Reaching out to the military was a big deal to the Bolsheviks, and large amounts of money were fueled into military papers, where distribution was not a problem. Many soldiers would pass on reading material instead of throwing it away, and the spread of communist ideas was commonly done this way. The Political Department of the Army (PUR) was established to agitate the soldiers. Communist newspapers were also printed for enemy armies in hopes of undermining their movement (Kenez, 48). The founding of Komsomol, the all-union Leninist communist youth group, in 1918 was also achieved to assimilate the Russian youth into communism (Cole, 918).

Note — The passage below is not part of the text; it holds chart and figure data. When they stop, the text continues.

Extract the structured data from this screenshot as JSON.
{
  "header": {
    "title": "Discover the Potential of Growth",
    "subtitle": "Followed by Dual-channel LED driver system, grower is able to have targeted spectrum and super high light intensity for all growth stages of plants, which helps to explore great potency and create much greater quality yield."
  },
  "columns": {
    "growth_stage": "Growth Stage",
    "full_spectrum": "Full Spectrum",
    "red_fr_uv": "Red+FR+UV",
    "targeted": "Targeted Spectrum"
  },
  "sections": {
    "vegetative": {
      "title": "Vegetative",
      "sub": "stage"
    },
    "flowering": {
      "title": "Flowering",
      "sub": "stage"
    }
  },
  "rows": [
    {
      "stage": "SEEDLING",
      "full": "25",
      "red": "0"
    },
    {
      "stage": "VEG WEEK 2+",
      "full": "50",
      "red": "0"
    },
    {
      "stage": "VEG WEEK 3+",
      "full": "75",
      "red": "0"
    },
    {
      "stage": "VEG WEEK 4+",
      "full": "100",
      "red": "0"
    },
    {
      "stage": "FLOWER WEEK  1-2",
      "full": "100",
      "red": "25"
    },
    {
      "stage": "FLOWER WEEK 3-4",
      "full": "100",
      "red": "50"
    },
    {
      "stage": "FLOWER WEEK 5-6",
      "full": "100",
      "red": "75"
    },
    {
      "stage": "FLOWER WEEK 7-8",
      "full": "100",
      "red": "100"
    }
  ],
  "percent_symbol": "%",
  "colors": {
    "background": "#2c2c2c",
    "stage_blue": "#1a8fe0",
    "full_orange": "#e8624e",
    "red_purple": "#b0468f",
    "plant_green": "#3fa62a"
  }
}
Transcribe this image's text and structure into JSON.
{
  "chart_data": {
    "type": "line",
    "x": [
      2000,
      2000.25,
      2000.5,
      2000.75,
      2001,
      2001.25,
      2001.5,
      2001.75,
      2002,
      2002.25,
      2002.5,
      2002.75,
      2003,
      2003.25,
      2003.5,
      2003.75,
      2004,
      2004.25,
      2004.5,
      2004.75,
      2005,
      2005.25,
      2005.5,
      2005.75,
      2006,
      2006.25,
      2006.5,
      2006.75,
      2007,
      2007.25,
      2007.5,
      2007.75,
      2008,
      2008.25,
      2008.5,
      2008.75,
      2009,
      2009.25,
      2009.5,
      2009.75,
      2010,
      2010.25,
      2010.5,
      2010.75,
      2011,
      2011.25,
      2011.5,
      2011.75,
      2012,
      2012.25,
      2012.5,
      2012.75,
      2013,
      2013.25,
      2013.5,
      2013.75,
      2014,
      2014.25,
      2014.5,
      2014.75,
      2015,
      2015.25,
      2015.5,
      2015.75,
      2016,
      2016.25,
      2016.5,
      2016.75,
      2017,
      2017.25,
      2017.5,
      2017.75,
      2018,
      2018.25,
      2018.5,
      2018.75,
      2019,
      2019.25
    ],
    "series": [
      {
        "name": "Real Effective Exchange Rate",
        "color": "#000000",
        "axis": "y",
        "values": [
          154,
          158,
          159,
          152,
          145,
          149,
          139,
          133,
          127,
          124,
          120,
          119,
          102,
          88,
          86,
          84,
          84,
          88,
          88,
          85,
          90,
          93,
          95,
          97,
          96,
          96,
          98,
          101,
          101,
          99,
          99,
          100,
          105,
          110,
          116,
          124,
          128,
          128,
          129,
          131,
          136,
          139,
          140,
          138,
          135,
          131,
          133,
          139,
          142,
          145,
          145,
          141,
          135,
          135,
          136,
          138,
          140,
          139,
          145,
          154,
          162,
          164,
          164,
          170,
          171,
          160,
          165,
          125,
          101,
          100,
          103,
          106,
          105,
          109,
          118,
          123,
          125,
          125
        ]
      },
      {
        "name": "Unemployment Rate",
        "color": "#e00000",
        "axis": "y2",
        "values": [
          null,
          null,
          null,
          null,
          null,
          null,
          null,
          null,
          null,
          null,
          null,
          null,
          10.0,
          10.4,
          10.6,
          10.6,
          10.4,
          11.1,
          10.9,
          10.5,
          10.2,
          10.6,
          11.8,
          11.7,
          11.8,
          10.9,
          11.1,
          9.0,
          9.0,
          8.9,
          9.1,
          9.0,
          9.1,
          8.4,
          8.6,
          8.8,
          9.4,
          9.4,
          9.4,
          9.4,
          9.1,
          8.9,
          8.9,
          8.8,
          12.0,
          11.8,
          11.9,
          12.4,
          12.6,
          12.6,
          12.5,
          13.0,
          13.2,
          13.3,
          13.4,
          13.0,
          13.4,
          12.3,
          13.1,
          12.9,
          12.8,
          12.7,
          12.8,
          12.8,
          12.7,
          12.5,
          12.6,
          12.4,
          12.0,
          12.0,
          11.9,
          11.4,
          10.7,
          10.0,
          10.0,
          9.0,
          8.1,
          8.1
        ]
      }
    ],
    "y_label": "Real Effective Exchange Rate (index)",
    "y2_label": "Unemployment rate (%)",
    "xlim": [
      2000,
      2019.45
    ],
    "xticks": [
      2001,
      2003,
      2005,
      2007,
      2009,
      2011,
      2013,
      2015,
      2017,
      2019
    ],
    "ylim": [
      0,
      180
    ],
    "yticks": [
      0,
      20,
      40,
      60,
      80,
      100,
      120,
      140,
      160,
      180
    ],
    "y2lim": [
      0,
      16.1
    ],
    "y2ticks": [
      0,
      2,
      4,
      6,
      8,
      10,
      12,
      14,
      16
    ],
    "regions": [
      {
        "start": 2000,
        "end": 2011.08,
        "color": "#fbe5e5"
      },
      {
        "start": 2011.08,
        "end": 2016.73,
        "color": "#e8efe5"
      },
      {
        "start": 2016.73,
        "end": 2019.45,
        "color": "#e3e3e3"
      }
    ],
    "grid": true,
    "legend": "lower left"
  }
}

To ensure that the communists secured the vote, voting rules were changed in the early 1920’s. Now, votes were taken by a raising of hands. Obviously not many people came out to vote under this method and a ‘secret’ ballot system was instilled. All candidates were selected by the communist party (again to ensure that they secured the vote instead of Mensheviks or some other opposing group), making the voting meaningless since candidates were not truly chosen by the people. To make matters worse, voting counts were manipulated, making voter turnout appear higher.

The influence of these groups – the writers, the soldiers, the youth, and the voters was to be accomplished through propaganda. To the Bolsheviks, propaganda and education were two inseparable entities. Education quickly became a state monopoly with the intention of promoting literacy and the soviet ideal. Lenin (and later, Stalin) felt that a literate public would be more vulnerable to propaganda of the state (Cole, 675). The literacy of the poor was previously felt to be impossible, and Lenin understood the difficulty in mobilizing an illiterate nation. “The illiterate person stands outside politics. Without the alphabet, there are only rumors, fairy tails, prejudices, but not politics (Kenez, 72).” The Bolsheviks dealt with this problem by mobilizing literate peasants to read to and teach the illiterate. This measure, however, was not successful as there was no compensation for these peasants who barely had time to take care of their own affairs. In the 1920’s, literacy schools were created and laborers were freed for a few hours each week to learn how to read (Kenez, 74). It is difficult to assess the success of this literacy movement because statistics from the era are exaggerated and figures were often made up. It is known, however, that many soldiers and workers did learn how to read and write, so some success was achieved, especially in the cities.

Lenin definitely used these means to promote his ideology, and his image was often used in propaganda, although not to the glorifying extent that Stalin's image was.